Van de Poll, Jan. Verdediging van Mejufvrouw Hendrica Johanna Christina Leurs, Kostschoolhouderesse te Utrecht, beschuldigd van het Vervaardigen van Valsche Bankbiljetten en het Uitgeven derselve, met Kennis der Valschheid…

Amsterdam, Groebe en Zweesaardt, 1837.

8vo. VIII, 67 pp. Bound in original printed wrappers. Wrappers with some loss to lower half of spine but holding firmly. Manuscript gift inscription on flyleaf dated 1964; otherwise a very clean and fresh copy.

 450.00

Very rare first edition of this account of Hendrica Leurs, accused of having forged and passed into circulation a large number of banknotes. The work was published by Leurs’ attorney, whether to garner popular support for his client or simply to capitalize on the extreme notoriety of the case.

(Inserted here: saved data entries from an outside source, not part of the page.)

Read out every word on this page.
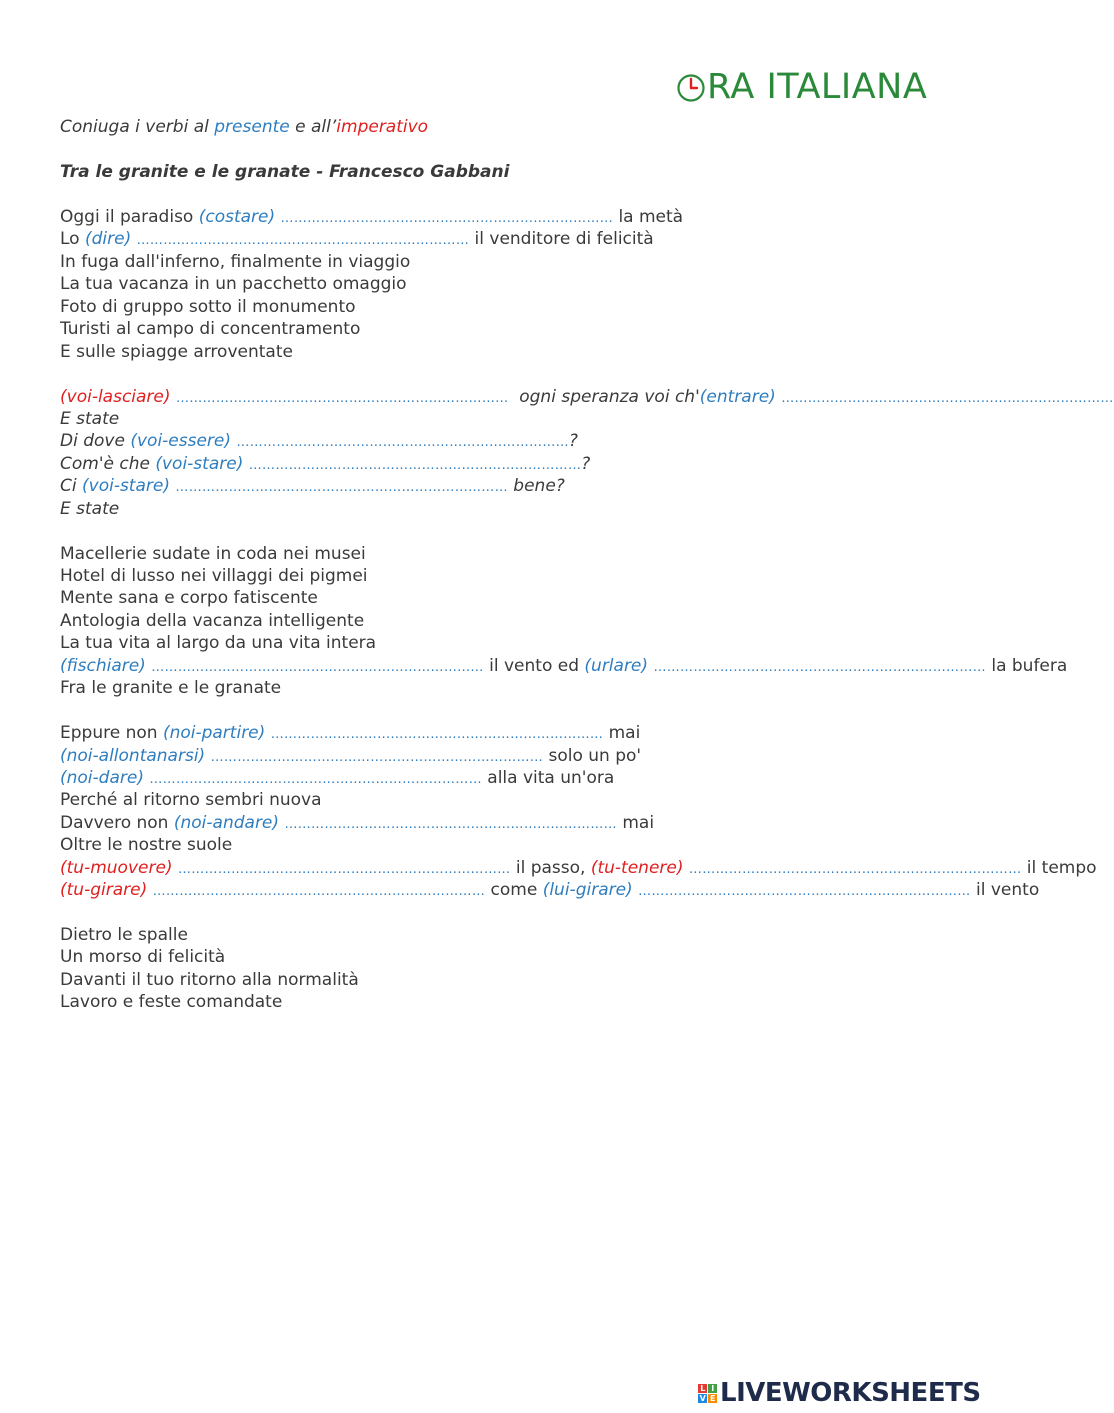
RA ITALIANA
Coniuga i verbi al presente e all’imperativo
Tra le granite e le granate - Francesco Gabbani
Oggi il paradiso (costare) ………………………………………………………………… la metà
Lo (dire) ………………………………………………………………… il venditore di felicità
In fuga dall'inferno, finalmente in viaggio
La tua vacanza in un pacchetto omaggio
Foto di gruppo sotto il monumento
Turisti al campo di concentramento
E sulle spiagge arroventate
(voi-lasciare) …………………………………………………………………  ogni speranza voi ch'(entrare) …………………………………………………………………
E state
Di dove (voi-essere) …………………………………………………………………?
Com'è che (voi-stare) …………………………………………………………………?
Ci (voi-stare) ………………………………………………………………… bene?
E state
Macellerie sudate in coda nei musei
Hotel di lusso nei villaggi dei pigmei
Mente sana e corpo fatiscente
Antologia della vacanza intelligente
La tua vita al largo da una vita intera
(fischiare) ………………………………………………………………… il vento ed (urlare) ………………………………………………………………… la bufera
Fra le granite e le granate
Eppure non (noi-partire) ………………………………………………………………… mai
(noi-allontanarsi) ………………………………………………………………… solo un po'
(noi-dare) ………………………………………………………………… alla vita un'ora
Perché al ritorno sembri nuova
Davvero non (noi-andare) ………………………………………………………………… mai
Oltre le nostre suole
(tu-muovere) ………………………………………………………………… il passo, (tu-tenere) ………………………………………………………………… il tempo
(tu-girare) ………………………………………………………………… come (lui-girare) ………………………………………………………………… il vento
Dietro le spalle
Un morso di felicità
Davanti il tuo ritorno alla normalità
Lavoro e feste comandate
L I
V E LIVEWORKSHEETS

In 1836, Hendrica Leurs moved her thriving educational institute for ‘young ladies of the most civilized and decent disposition’ to the New Canal in Utrecht. Leurs had served as a governess to several prominent families before opening her own school, which enjoyed an excellent reputation among its well-to-do clientele. At the same time, however, counterfeit banknotes began to surface around the city - paper notes being something of a novelty, these had been rather patently forged with a pen on unwatermarked paper, imitating the engraved originals just about well enough to fool an undiscerning user. The trail of these bills inevitably led to Leurs’ fashionable boarding school on the New Canal, and she was arrested on October 14th, 1837.

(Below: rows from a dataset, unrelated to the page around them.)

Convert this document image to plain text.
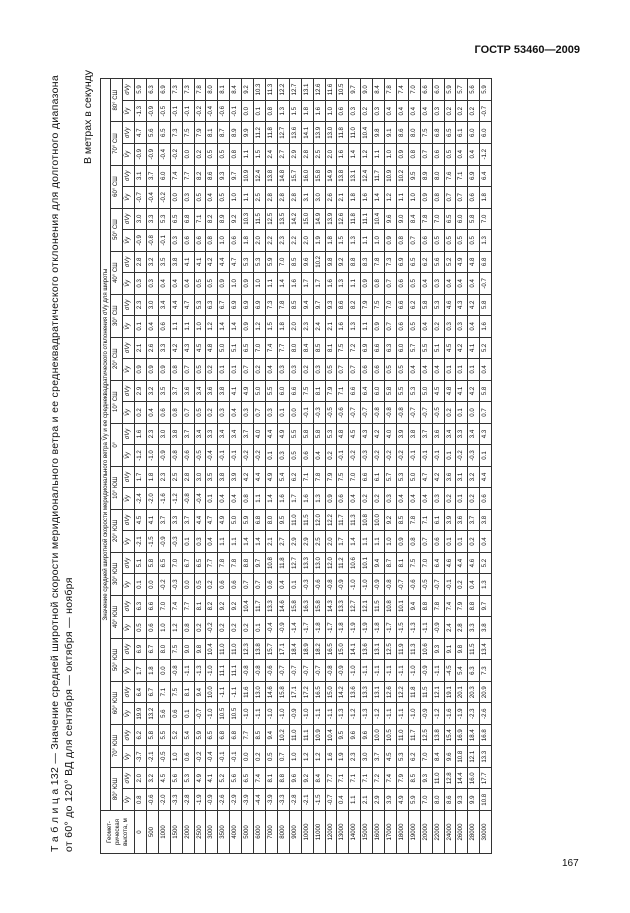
ГОСТР 53460—2009
Т а б л и ц а 132 — Значение средней широтной скорости меридионального ветра и ее среднеквадратического отклонения для долготного диапазона от 60° до 120° ВД для сентября — октября — ноября
В метрах в секунду
Геомет-рическая высота, м	Значение средней широтной скорости меридионального ветра V̄y и ее среднеквадратического отклонения σVy для широты																																	
	80° ЮШ		70° ЮШ		60° ЮШ		50° ЮШ		40° ЮШ		30° ЮШ		20° ЮШ		10° ЮШ		0°		10° СШ		20° СШ		30° СШ		40° СШ		50° СШ		60° СШ		70° СШ		80° СШ	
	V̄y	σVy	V̄y	σVy	V̄y	σVy	V̄y	σVy	V̄y	σVy	V̄y	σVy	V̄y	σVy	V̄y	σVy	V̄y	σVy	V̄y	σVy	V̄y	σVy	V̄y	σVy	V̄y	σVy	V̄y	σVy	V̄y	σVy	V̄y	σVy	V̄y	σVy
0	0.8	2.0	-3.7	6.2	19.9	6.4	1.7	6.9	0.5	6.3	0.1	5.1	-2.1	4.5	-2.4	1.7	-1.2	1.6	0.2	2.9	0.9	2.1	0.1	2.3	0.3	2.8	-0.9	3.0	-0.7	3.1	-0.9	4.7	-1.3	5.9
500	-0.6	3.2	-2.1	5.8	13.2	6.7	1.8	6.7	0.6	6.6	0.0	5.8	-1.5	4.1	-2.0	1.8	-1.0	2.3	0.4	3.2	0.9	2.6	0.4	3.0	0.3	3.2	-0.8	3.3	-0.4	3.7	-0.9	5.6	-0.9	6.3
1000	-2.0	4.5	-0.5	5.5	5.6	7.1	0.0	8.0	1.0	7.0	-0.2	6.5	-0.9	3.7	-1.6	2.3	-0.9	3.0	0.6	3.5	0.9	3.3	0.6	3.4	0.4	3.5	-0.1	5.3	-0.2	6.0	-0.4	6.5	-0.5	6.9
1500	-3.3	5.6	1.0	5.2	0.6	7.5	-0.8	7.5	1.2	7.4	-0.3	7.0	-0.3	3.3	-1.2	2.5	-0.8	3.8	0.8	3.7	0.8	4.2	1.1	4.4	0.4	3.8	0.3	6.5	0.0	7.4	-0.2	7.3	-0.1	7.3
2000	-2.8	5.3	0.6	5.4	0.1	8.1	-1.1	9.0	0.8	7.7	0.0	6.7	0.1	3.7	-0.8	2.8	-0.6	3.7	0.7	3.6	0.7	4.3	1.1	4.7	0.4	4.1	0.6	6.8	0.3	7.7	0.0	7.5	-0.1	7.3
2500	-1.9	4.9	-0.2	5.9	-0.7	9.4	-1.3	9.8	0.2	8.1	0.5	6.5	0.3	4.4	-0.4	3.0	-0.5	3.4	0.5	3.4	0.5	4.5	1.0	5.3	0.5	4.1	0.6	7.1	0.5	8.2	0.2	7.9	-0.2	7.8
3000	-0.9	4.1	-0.4	6.5	-1.0	10.0	-1.0	10.4	-0.2	8.2	0.2	7.7	0.4	4.7	0.1	3.5	-0.4	3.3	0.2	3.6	0.2	4.8	1.2	6.3	0.5	4.2	0.8	8.2	0.4	8.6	0.5	8.1	-0.4	8.0
3500	-2.6	5.2	-0.1	6.8	10.5	-1.1	11.1	11.0	0.2	9.2	0.6	7.8	1.1	4.9	0.4	3.8	-0.1	3.4	0.3	3.8	0.1	5.0	1.4	6.7	0.9	4.4	1.0	8.9	0.5	9.3	0.5	8.7	-0.6	8.1
4000	-2.9	5.6	-0.1	6.8	10.5	-1.1	11.1	11.0	0.2	9.2	0.6	7.8	1.1	5.0	0.4	3.9	-0.1	3.4	0.4	4.1	0.1	5.1	1.4	6.9	1.0	4.7	0.6	9.2	1.0	9.7	0.8	8.9	-0.1	8.4
5000	-3.9	6.5	0.0	7.7	-1.0	11.6	-0.8	12.3	0.2	10.4	0.7	8.8	1.4	5.9	0.8	4.2	-0.2	3.7	0.3	4.9	0.7	6.5	0.9	6.9	0.9	5.3	1.8	10.3	1.1	10.9	1.1	9.9	0.0	9.2
6000	-4.4	7.4	0.2	8.5	-1.1	13.0	-0.8	13.8	0.1	11.7	0.7	9.7	1.4	6.8	1.1	4.4	-0.2	4.0	0.7	5.0	0.2	7.0	1.2	6.9	1.0	5.3	2.0	11.5	2.5	12.4	1.5	11.2	0.1	10.3
7000	-3.9	8.1	0.5	9.4	-1.0	14.6	-0.6	15.7	-0.4	13.3	0.6	10.8	2.1	8.0	1.4	4.9	0.1	4.4	0.3	5.5	0.4	7.4	1.5	7.3	1.1	5.9	2.2	12.5	2.8	13.8	2.4	11.8	0.8	11.3
8000	-3.3	8.8	0.7	10.2	-1.0	15.8	-0.7	17.1	-0.9	14.6	0.4	11.8	2.7	9.5	1.6	5.4	0.3	4.9	0.1	6.0	0.3	7.7	1.8	7.8	1.4	7.0	2.3	13.5	2.8	14.8	2.7	12.7	1.3	12.2
9000	-2.8	9.6	1.0	11.0	-0.9	17.1	-0.7	18.4	-1.4	15.8	0.1	12.7	2.9	11.0	1.7	6.2	0.5	5.5	0.0	6.6	0.3	8.0	2.0	8.5	1.6	8.5	2.2	14.2	2.8	15.7	2.9	13.6	1.5	12.7
10000	-2.1	9.2	1.2	11.1	-1.0	17.2	-0.7	18.9	-1.7	16.3	-0.3	13.3	2.9	11.5	1.6	7.1	0.6	5.8	-0.1	7.5	0.2	8.4	2.3	9.4	1.7	9.6	2.0	15.0	3.1	16.0	2.8	14.1	1.8	13.1
11000	-1.5	8.4	1.2	10.9	-1.1	16.5	-0.7	18.2	-1.8	15.8	-0.6	13.0	2.5	12.0	1.3	7.8	0.4	5.8	-0.3	8.1	0.3	8.5	2.4	9.7	1.7	10.2	1.9	14.9	3.0	15.8	2.5	13.9	1.6	12.6
12000	-0.7	7.7	1.6	10.4	-1.1	15.0	-0.8	16.5	-1.7	14.3	-0.8	12.0	2.0	12.2	0.9	7.9	0.2	5.3	-0.5	7.9	0.5	8.1	2.1	9.3	1.6	9.8	1.8	13.9	2.6	14.9	2.0	13.0	1.0	11.6
13000	0.4	7.1	1.9	9.5	-1.3	14.2	-0.9	15.0	-1.8	13.3	-0.9	11.2	1.7	11.7	0.6	7.5	-0.1	4.8	-0.6	7.1	0.7	7.5	1.6	8.6	1.3	9.2	1.5	12.6	2.1	13.8	1.6	11.8	0.6	10.5
14000	1.1	7.1	2.3	9.6	-1.2	13.6	-1.0	14.1	-1.9	12.7	-1.0	10.6	1.4	11.3	0.4	7.0	-0.2	4.5	-0.7	6.6	0.7	7.2	1.3	8.2	1.1	8.8	1.3	11.8	1.8	13.1	1.4	11.0	0.3	9.7
15000	2.1	7.1	3.0	9.6	-1.3	13.3	-1.1	13.6	-1.9	12.1	-1.0	10.1	1.1	10.8	0.2	6.6	-0.3	4.3	-0.7	6.4	0.6	6.9	1.1	7.9	0.9	8.3	1.1	11.1	1.6	12.4	1.2	10.4	0.2	9.0
16000	2.9	7.2	3.7	10.0	-1.2	13.1	-1.1	13.1	-1.8	11.5	-0.9	9.4	1.1	10.0	0.2	6.1	-0.2	4.2	-0.8	6.0	0.6	6.6	0.9	7.5	0.8	7.8	1.0	10.4	1.4	11.7	1.1	9.8	0.3	8.4
17000	3.9	7.4	4.5	10.5	-1.1	12.6	-1.1	12.5	-1.7	10.8	-0.8	8.7	1.0	9.2	0.3	5.7	-0.2	4.0	-0.8	5.8	0.5	6.3	0.7	7.0	0.7	7.3	0.9	9.6	1.2	10.9	1.0	9.1	0.4	7.8
18000	4.9	7.9	5.3	11.0	-1.1	12.2	-1.1	11.9	-1.5	10.1	-0.7	8.1	0.9	8.5	0.4	5.3	-0.2	3.9	-0.8	5.5	0.5	6.0	0.6	6.6	0.6	6.9	0.8	9.0	1.1	10.2	0.9	8.6	0.4	7.4
19000	5.9	8.5	6.2	11.7	-1.0	11.8	-1.0	11.3	-1.3	9.4	-0.6	7.5	0.8	7.8	0.4	5.0	-0.1	3.8	-0.7	5.3	0.4	5.7	0.5	6.2	0.5	6.5	0.7	8.4	1.0	9.5	0.8	8.0	0.4	7.0
20000	7.0	9.3	7.0	12.5	-0.9	11.5	-0.9	10.6	-1.1	8.8	-0.5	7.0	0.7	7.1	0.4	4.7	-0.1	3.7	-0.7	5.0	0.4	5.5	0.4	5.8	0.4	6.2	0.6	7.8	0.9	8.9	0.7	7.5	0.4	6.6
22000	8.0	11.0	8.4	13.8	-1.2	12.1	-1.1	9.3	-0.9	7.8	-0.7	6.4	0.6	6.1	0.3	4.2	-0.1	3.6	-0.5	4.5	0.4	5.1	0.2	5.3	0.3	5.6	0.5	7.0	0.8	8.0	0.6	6.8	0.3	6.0
24000	8.6	12.8	9.6	15.4	-1.6	19.1	-4.5	9.1	2.4	7.4	-0.1	4.6	0.1	3.9	0.2	3.6	0.1	3.4	0.2	4.8	0.1	4.5	0.3	4.6	0.4	5.2	0.5	6.5	0.7	7.6	0.5	6.5	0.2	5.9
26000	9.3	14.4	10.8	16.9	-1.9	20.1	5.4	9.8	2.8	7.9	0.2	4.4	0.1	3.6	0.1	3.1	-0.2	3.3	0.1	4.1	0.1	4.2	0.3	4.3	0.4	4.9	0.5	6.0	0.7	7.1	0.4	6.1	0.2	5.7
28000	9.9	16.0	12.1	18.4	-2.3	20.3	6.3	11.5	3.3	8.8	0.4	4.6	0.2	3.7	0.2	3.2	-0.3	3.4	0.0	4.2	0.1	4.1	0.4	4.2	0.4	4.8	0.5	5.8	0.6	6.9	0.4	6.0	0.2	5.6
30000	10.8	17.7	13.3	16.8	-2.6	20.9	7.3	13.4	3.8	9.7	1.3	5.2	0.4	3.8	0.6	4.4	0.1	4.3	0.7	5.8	0.4	5.2	1.6	5.8	-0.7	6.8	1.3	7.0	1.8	6.4	-1.2	6.0	-0.7	5.9
167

The prosecution called for the death penalty; the trial in November was packed with eager observers. Leurs initially defended herself by claiming that she had received a large quantity of the notes from an Amsterdam cashier’s firm and had naively re-circulated them. The prosecution noted that Hendrica’s handwriting matched that used on the banknotes; when she fell under suspicion, she had immediately sought to burn the counterfeit notes in her possession, thereby incriminating herself further. Leur’s lawyer, Van de Poll, pointed out in her defense that it was extremely unlikely that she had committed the crime. She spent all her time in her school, surrounded at all hours by servants and pupils, and could not have had the time to manufacture the banknotes in secrecy. Why would this well-educated woman have mis-spelled the names of the President and Secretary of the Nederlansche Bank on the forged notes - especially when she was governess to the children of very good friends of President Muilman? Numerous clients of Leurs took the stand to testify to her good character; furthermore, all confirmed that Leurs was certainly not in dire need of supplemental income.

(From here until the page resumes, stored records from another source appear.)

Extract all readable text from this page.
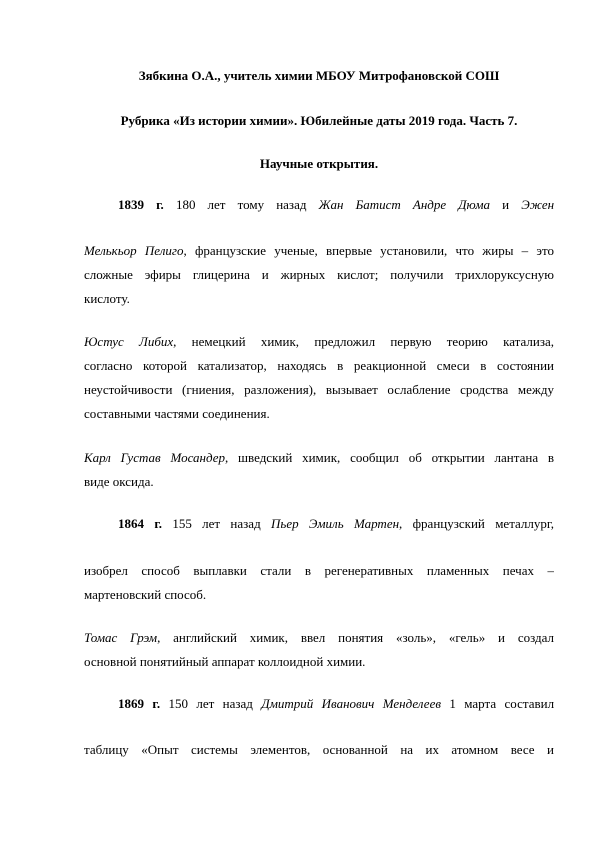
Зябкина О.А., учитель химии МБОУ Митрофановской СОШ
Рубрика «Из истории химии». Юбилейные даты 2019 года. Часть 7.
Научные открытия.
1839 г. 180 лет тому назад Жан Батист Андре Дюма и Эжен
Мелькьор Пелиго, французские ученые, впервые установили, что жиры – это
сложные эфиры глицерина и жирных кислот; получили трихлоруксусную
кислоту.
Юстус Либих, немецкий химик, предложил первую теорию катализа,
согласно которой катализатор, находясь в реакционной смеси в состоянии
неустойчивости (гниения, разложения), вызывает ослабление сродства между
составными частями соединения.
Карл Густав Мосандер, шведский химик, сообщил об открытии лантана в
виде оксида.
1864 г. 155 лет назад Пьер Эмиль Мартен, французский металлург,
изобрел способ выплавки стали в регенеративных пламенных печах –
мартеновский способ.
Томас Грэм, английский химик, ввел понятия «золь», «гель» и создал
основной понятийный аппарат коллоидной химии.
1869 г. 150 лет назад Дмитрий Иванович Менделеев 1 марта составил
таблицу «Опыт системы элементов, основанной на их атомном весе и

When Hendrica Leurs was acquitted on the 29th November (presumably after the publication of the present work), she fainted. In the following months she attempted to resuscitate her failed boarding school, but apparently to no avail. In 1839 she changed her name to Henrietta and left for Indonesia, establishing herself as a private tutor, where she died in 1870. The mystery of the forged banknotes of 1836/7 has never been resolved.

OCLC shows 1 copy in US libraries, at the New York Public Library.

References

With much obligation to Willemien Schenkeveld’s article on Leurs in the Digitaal Vrouwenlexicon van Nederland.